If the attorney does not carry out the obligations properly, they may have to compensate you.
Except where the power of attorney document says otherwise, the attorney cannot be paid for his or her work as attorney, although they can claim any out of-pocket expenses directly connected with carrying out their duties as your attorney. The attorney should keep receipts to prove these costs. If a solicitor, the NSW Trustee & Guardian, or a trustee company is appointed as attorney, the power of attorney document may contain a clause allowing them to charge a fee for acting or this may be covered by a separate agreement.
Can my attorney use my money for gifts or for their own benefit or the benefit of others?

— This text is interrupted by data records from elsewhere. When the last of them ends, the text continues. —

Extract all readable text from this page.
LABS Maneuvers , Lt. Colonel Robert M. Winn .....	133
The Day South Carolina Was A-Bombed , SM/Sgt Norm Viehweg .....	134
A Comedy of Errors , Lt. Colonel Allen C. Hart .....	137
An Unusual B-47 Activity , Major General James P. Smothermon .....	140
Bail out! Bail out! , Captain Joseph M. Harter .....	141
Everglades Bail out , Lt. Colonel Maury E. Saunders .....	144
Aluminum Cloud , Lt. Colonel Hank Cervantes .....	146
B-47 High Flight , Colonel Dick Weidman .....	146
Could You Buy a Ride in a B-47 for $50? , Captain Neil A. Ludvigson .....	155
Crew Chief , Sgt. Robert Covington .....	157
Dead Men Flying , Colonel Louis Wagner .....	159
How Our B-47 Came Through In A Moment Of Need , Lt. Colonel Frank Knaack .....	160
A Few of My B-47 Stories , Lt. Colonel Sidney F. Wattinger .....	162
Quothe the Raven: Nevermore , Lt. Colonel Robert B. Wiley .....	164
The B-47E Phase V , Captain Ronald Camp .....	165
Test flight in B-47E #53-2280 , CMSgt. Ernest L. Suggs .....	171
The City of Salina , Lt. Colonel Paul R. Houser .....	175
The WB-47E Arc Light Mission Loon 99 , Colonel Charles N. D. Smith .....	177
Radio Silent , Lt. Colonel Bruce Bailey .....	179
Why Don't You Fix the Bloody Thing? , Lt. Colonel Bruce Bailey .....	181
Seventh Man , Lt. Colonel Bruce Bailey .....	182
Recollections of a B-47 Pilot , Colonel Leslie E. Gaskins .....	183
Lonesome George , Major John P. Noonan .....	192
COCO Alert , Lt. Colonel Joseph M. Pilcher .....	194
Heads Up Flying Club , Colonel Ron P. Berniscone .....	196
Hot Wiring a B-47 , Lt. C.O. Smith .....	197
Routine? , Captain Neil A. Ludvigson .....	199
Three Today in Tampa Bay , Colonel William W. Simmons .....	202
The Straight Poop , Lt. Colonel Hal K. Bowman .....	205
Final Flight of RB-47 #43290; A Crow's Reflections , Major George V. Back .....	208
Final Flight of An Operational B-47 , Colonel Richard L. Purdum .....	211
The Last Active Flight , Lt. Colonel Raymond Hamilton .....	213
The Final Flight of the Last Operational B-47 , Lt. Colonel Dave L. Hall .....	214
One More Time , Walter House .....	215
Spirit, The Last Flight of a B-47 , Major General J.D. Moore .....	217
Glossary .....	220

An attorney cannot make any gift of your money or property unless the power of attorney form specifically allows the attorney to do so.
Allowable gifts are gifts to a relative or close friend of yours of a seasonal nature (for example, birthday, Christmas, or other religious occasion) or because of a special event (for example, birth or marriage). Also permitted are donations of the kind that you have made before or might reasonably be expected to make (for example, to a favourite charity).
However, the value of the gift or donation must be reasonable having regard to your financial circumstances and the size of your estate.
As with gifts, an attorney cannot use your money for their own benefit, or the benefit of any other person, unless the power of attorney document specifically allows the attorney to do so.
You can allow an attorney to use your money for housing, food, education, transportation and medical care for the attorney or a person nominated in the power of attorney (for example, your children).
Can I change my mind and cancel a power of attorney?
You can revoke (that is, cancel) a power of attorney at any time as long as you still have mental capacity. There is no set form for revoking a power of attorney – a letter will do. An attorney must not do any act or thing under the power of attorney if the attorney knows of the revocation.
There is no obligation to register the revocation, but if the power of attorney has been registered it is advisable to register the revocation. You should also inform your bank that it has been revoked as well as anyone else who might be expected to act on the faith of the power of attorney.
What happens if there is a dispute?
If there is a dispute involving a power of attorney and the people involved cannot settle it, they will have to go to either the NSW Civil and Administrative Tribunal or the Supreme Court.
Under the Powers of Attorney Act 2003 (NSW) both the Supreme Court and the NSW Civil and Administrative Tribunal have the power to review enduring powers of attorney. The NSW Civil and Administrative Tribunal is a faster and cheaper alternative to the Supreme Court for resolving disputes.
What about medical decisions?
In NSW, a power of attorney only authorises an attorney to act in connection with legal and financial matters such as bank accounts, shares, or property. It cannot be used to make medical or lifestyle decisions. If you want someone to make medical, treatment and other personal or lifestyle decisions for you, you should appoint an Enduring Guardian.
Do I have to register my power of attorney?
You must register your power of attorney if your attorney is going to sell, mortgage, lease, or otherwise deal with your real estate. Otherwise, it is not necessary to register it.
What about stamp duty?
In NSW, it is not necessary to pay stamp duty on general or enduring powers of attorney.